Research project seeks to stabilise German power grid with wind turbines
Clean Energy Wire
A new research project aimed at solving one of the major technological difficulties of the energy transition is seeking to use the energy from wind turbines' moving rotors and generators - and if necessary additional energy storage systems - to stabilise the power grid, the German Federal Environmental Foundation (DBU) says. "In order to guarantee grid stability, it's necessary that power plants can react to varying power demand," said Holger Wrede of the Düsseldorf University for Applied Sciences, adding that the development of a new converter for wind and solar power installations could overcome the difficulties renewables still have in this regard. Renewables currently cannot bridge the supply gap of "controllable energy" that may occur when power demand quickly spikes and which could lead to a collapse of the grid. This is currently managed with reserve capacities in large steam turbines or generators. Moreover, renewables could not yet restart the grid by themselves in the event of a blackout, said Dirk Schötz of DBU. He said the procedure developed by the university could make it possible to use the energy of spinning turbine rotors and generators to fulfil controllable energy tasks with wind power.

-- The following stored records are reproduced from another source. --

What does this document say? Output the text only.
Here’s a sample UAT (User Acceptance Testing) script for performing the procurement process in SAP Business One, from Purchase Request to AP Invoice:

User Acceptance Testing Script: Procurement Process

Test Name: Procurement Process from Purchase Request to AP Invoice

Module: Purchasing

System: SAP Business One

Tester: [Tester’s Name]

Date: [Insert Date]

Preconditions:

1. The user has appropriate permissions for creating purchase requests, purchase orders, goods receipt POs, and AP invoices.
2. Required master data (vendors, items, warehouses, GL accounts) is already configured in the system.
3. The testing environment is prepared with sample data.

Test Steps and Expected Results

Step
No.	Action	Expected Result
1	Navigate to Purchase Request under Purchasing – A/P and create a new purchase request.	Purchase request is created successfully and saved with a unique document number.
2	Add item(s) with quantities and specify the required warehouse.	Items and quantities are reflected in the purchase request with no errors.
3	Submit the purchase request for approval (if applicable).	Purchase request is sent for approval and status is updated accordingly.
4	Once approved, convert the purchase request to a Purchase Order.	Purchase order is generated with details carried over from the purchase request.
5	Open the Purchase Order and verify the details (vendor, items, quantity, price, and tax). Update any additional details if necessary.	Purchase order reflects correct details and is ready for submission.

Renewables reached a share of over 40 percent in Germany's gross power production in 2019, with roughly half of the contributed energy coming from onshore and offshore wind power turbines. Despite initial concerns over possible grid instability brought by renewables, average power outage time in the country has actually fallen as the expansion of renewable sources progressed. Apart from extreme weather events, price speculation on the power market in 2019 was suspected of causing strains on the grid.